— Пусть войдёт, — сказал князь.
Старик вошёл...
— Вот вам Чичиков! Вы стояли за него и защищали. Теперь он попался в таком деле, на какое последний вор не решится.
— Позвольте вам доложить, ваше сиятельство, что я не очень понимаю это дело.
— Подлог завещания, и ещё какой!.. Публичное наказание плетьми за этакое дело!
— Ваше сиятельство, скажу не с тем, чтобы защищать Чичикова. Но ведь это дело не доказанное: следствие ещё не сделано.
— Улика: женщина, которая была наряжена наместо умершей, схвачена. Я её хочу расспросить нарочно при вас. — Князь позвонил и дал приказ позвать ту женщину.
Муразов замолчал.
— Бесчестнейшее дело! И, к стыду, замешались первые чиновники города, сам губернатор. Он не должен быть там, где воры и бездельники! — сказал князь с жаром.
— Ведь губернатор — наследник; он имеет право на притязания; а что другие—то со всех сторон прицепились, так это—с, ваше сиятельство, человеческое дело. Умерла—с богатая, распоряженья умного и справедливого не сделала; слетелись со всех сторон охотники поживиться — человеческое дело...
— Но ведь мерзости зачем же делать?.. Подлецы! — сказал князь с чувством негодованья. — Ни одного чиновника у меня хорошего: все — мерзавцы!

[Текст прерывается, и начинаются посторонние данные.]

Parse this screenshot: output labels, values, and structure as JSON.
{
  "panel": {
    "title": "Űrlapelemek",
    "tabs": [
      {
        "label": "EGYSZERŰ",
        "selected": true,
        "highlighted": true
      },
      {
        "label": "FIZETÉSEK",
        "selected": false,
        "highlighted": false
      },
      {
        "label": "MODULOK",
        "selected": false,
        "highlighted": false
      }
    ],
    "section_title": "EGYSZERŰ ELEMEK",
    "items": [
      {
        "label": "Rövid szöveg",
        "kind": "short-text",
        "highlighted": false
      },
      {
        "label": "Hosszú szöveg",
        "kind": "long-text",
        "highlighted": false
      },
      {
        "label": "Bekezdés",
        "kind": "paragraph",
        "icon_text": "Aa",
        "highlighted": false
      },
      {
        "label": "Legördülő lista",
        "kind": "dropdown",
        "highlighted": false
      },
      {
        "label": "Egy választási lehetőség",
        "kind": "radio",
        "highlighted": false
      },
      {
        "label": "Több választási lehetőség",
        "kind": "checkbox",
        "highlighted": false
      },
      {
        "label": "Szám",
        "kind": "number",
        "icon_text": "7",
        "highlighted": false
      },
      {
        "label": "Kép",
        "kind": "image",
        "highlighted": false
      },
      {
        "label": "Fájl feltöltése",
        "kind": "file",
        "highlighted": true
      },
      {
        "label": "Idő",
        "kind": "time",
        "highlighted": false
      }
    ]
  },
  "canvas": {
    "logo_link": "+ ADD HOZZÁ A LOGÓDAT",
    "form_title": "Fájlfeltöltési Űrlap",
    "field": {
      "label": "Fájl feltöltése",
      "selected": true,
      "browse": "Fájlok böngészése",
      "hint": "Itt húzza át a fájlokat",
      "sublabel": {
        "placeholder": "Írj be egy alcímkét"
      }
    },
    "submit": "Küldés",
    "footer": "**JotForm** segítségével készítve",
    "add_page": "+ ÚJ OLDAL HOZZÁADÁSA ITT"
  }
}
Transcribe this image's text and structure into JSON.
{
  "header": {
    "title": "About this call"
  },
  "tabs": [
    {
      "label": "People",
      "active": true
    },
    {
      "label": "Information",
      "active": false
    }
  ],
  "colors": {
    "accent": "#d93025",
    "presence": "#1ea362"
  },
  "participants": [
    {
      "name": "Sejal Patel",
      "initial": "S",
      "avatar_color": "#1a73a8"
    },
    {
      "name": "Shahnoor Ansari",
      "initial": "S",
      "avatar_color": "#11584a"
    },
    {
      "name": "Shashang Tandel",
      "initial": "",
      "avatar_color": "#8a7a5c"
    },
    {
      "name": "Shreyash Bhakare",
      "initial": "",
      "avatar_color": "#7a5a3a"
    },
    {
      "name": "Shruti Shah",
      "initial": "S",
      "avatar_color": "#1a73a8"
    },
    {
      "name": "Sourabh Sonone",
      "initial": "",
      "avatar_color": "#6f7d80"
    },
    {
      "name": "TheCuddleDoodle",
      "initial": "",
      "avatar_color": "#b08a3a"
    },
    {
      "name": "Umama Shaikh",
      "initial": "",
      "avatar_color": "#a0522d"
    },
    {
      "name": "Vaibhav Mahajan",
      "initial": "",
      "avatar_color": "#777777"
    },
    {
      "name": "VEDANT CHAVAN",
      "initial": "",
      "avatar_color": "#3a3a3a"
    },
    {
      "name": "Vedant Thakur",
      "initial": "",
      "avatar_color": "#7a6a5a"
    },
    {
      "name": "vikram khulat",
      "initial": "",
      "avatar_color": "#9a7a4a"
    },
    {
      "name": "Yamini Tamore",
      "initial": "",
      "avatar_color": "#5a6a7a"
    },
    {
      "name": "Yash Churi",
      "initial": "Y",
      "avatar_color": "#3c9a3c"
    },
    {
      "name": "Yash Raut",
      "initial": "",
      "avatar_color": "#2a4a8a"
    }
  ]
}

— Ваше сиятельство! Да кто ж из нас, как следует, хорош? Все чиновники нашего города — люди, имеют достоинства и многие очень знающие в деле, а от греха всяк близок.
— Послушайте, Афанасий Васильевич, скажите мне, я вас одного знаю за честного человека, что у вас за страсть защищать всякого рода мерзавцев?
— Ваше сиятельство, — сказал Муразов, — кто бы ни был человек, которого вы называете мерзавцем, но ведь он человек. Как же не защищать человека, когда знаешь, что он половину зол делает от грубости и неведенья? Ведь мы делаем несправедливости на всяком шагу и всякую минуту бываем причиной несчастья другого, даже и не с дурным намереньем. Ведь ваше сиятельство сделали также большую несправедливость.
— Как! — воскликнул в изумлении князь, совершенно поражённый таким нежданным оборотом речи.
Муразов остановился, помолчал, как бы соображая что—то, и наконец, сказал:
— Да вот хоть бы по делу Тентетникова.
— Афанасий Васильевич! Преступленье против коренных государственных законов, равное измене земле своей!..
— Я не оправдываю его. Но справедливо ли то, если юношу, который по неопытности своей был обольщён и сманен другими, осудить так, как и того, который был один из зачинщиков? Ведь участь постигла ровная и Тентетникова и какого—нибудь Вороного—Дрянного; а ведь преступленья их не равны.